The Bureau of Meteorology and the CSIRO released their State of the Climate report on March 14. The Climate Commission released its report, called “The science behind south-east Australia’s wet, cool summer”, on March 15.
Both of these reports point to the scientific facts that predict a bleak future of increasing exposure to risks of extreme weather events.
The State of the Climate report detailed the inexorable rises in average temperature, sea levels, sea temperature, ocean acidification, and atmospheric carbon dioxide and methane levels over the past few decades.
It said: “In Australia compared to the period 1981-2000, decreases in rainfall are likely in the decades to come in southern areas of Australia during winter, in southern and eastern areas during spring, and in south-west Western Australia during autumn. An increase in the number of dry days is expected across the country, but it is likely that there will be an increase in intense rainfall events in many areas.”
So according to the Bureau of Meteorology and CSIRO, climate change is likely to cause more droughts and more extreme rainfall events.
The Climate Commission said: “On average, the south of the continent will likely be drier in the future compared with the early to mid twentieth century, particularly so in the cool months of the year.”

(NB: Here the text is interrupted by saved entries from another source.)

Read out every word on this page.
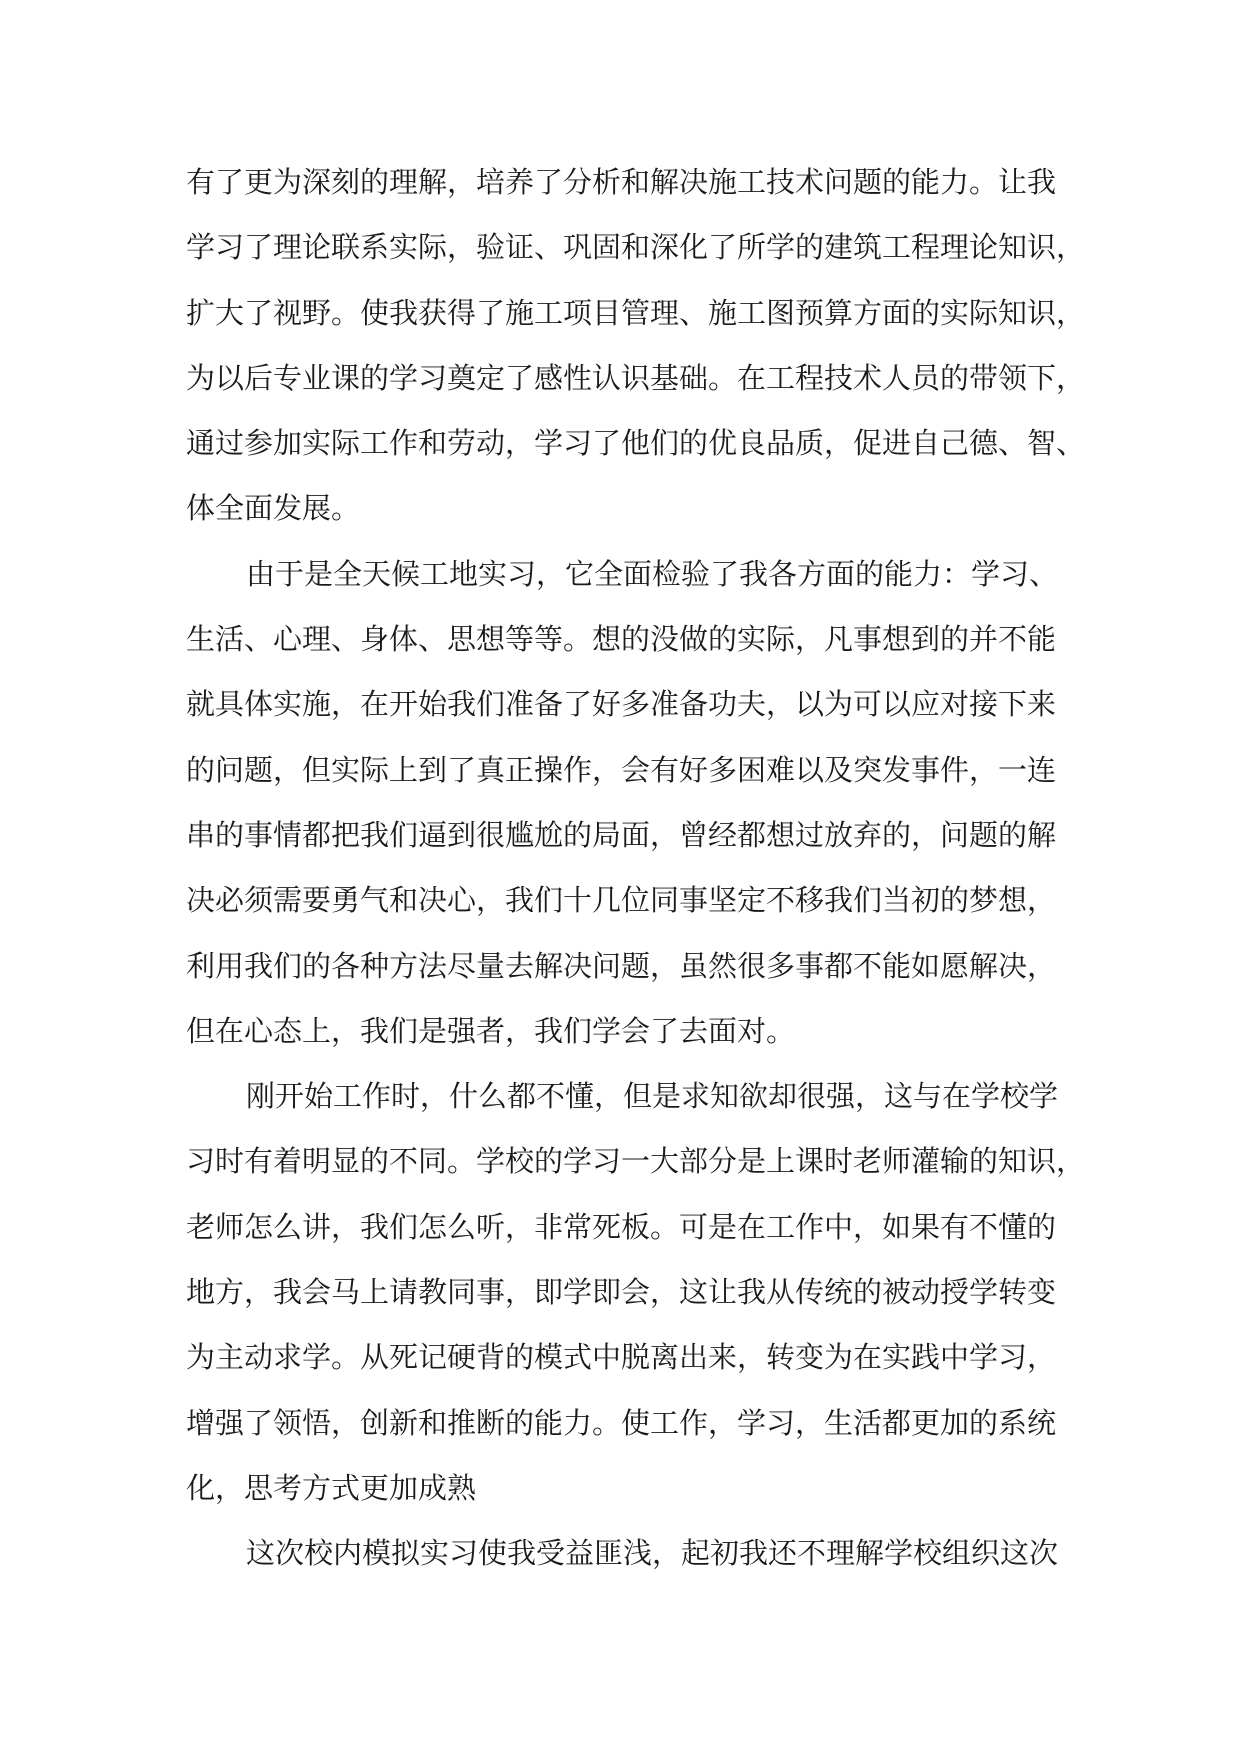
有了更为深刻的理解，培养了分析和解决施工技术问题的能力。让我
学习了理论联系实际，验证、巩固和深化了所学的建筑工程理论知识，
扩大了视野。使我获得了施工项目管理、施工图预算方面的实际知识，
为以后专业课的学习奠定了感性认识基础。在工程技术人员的带领下，
通过参加实际工作和劳动，学习了他们的优良品质，促进自己德、智、
体全面发展。
由于是全天候工地实习，它全面检验了我各方面的能力：学习、
生活、心理、身体、思想等等。想的没做的实际，凡事想到的并不能
就具体实施，在开始我们准备了好多准备功夫，以为可以应对接下来
的问题，但实际上到了真正操作，会有好多困难以及突发事件，一连
串的事情都把我们逼到很尴尬的局面，曾经都想过放弃的，问题的解
决必须需要勇气和决心，我们十几位同事坚定不移我们当初的梦想，
利用我们的各种方法尽量去解决问题，虽然很多事都不能如愿解决，
但在心态上，我们是强者，我们学会了去面对。
刚开始工作时，什么都不懂，但是求知欲却很强，这与在学校学
习时有着明显的不同。学校的学习一大部分是上课时老师灌输的知识，
老师怎么讲，我们怎么听，非常死板。可是在工作中，如果有不懂的
地方，我会马上请教同事，即学即会，这让我从传统的被动授学转变
为主动求学。从死记硬背的模式中脱离出来，转变为在实践中学习，
增强了领悟，创新和推断的能力。使工作，学习，生活都更加的系统
化，思考方式更加成熟
这次校内模拟实习使我受益匪浅，起初我还不理解学校组织这次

It also said: “It is more likely than not that heavy rainfall events will also become more frequent. Climate change cannot be ruled out as a factor in recent heavy rainfall events.”
And what does Queensland’s $16 million flood commission of inquiry say about this situation in its 658 pages? It says nothing. It does not even refer to climate change.
This fits with the shared Labor and Liberal National Party plan for Queensland: approve coal and coal seam gas mining statewide and ignore the threat of runaway climate change.
The relevance of the flood commission should be judged against this measure.
It’s really easy with hindsight to nit-pick and apportion blame for the flood disaster over what are actually marginal issues, such as failing to follow a deficient “operations manual”.
But the findings also open the door for the greedy insurance companies to claim huge compensation for their payouts from the government.
The potential that private insurance companies could grab more public money highlights one of the important policies the Socialist Alliance put forward in the Queensland state election.
Socialist Alliance called to reestablish a publicly owned Queensland Government Insurance Office, to offer low-cost, comprehensive insurance, with automatic coverage for floods, fires and cyclones.
On a warming planet, it is crucial that insurance for natural disasters be taken out of the hands of the giant, private corporations. Insurance must be run as a public service once again. We cannot afford the domination of the market over such vital issues.
[Mike Crook is the Socialist Alliance candidate for the seat of Sandgate in the March 24 Queensland state election.]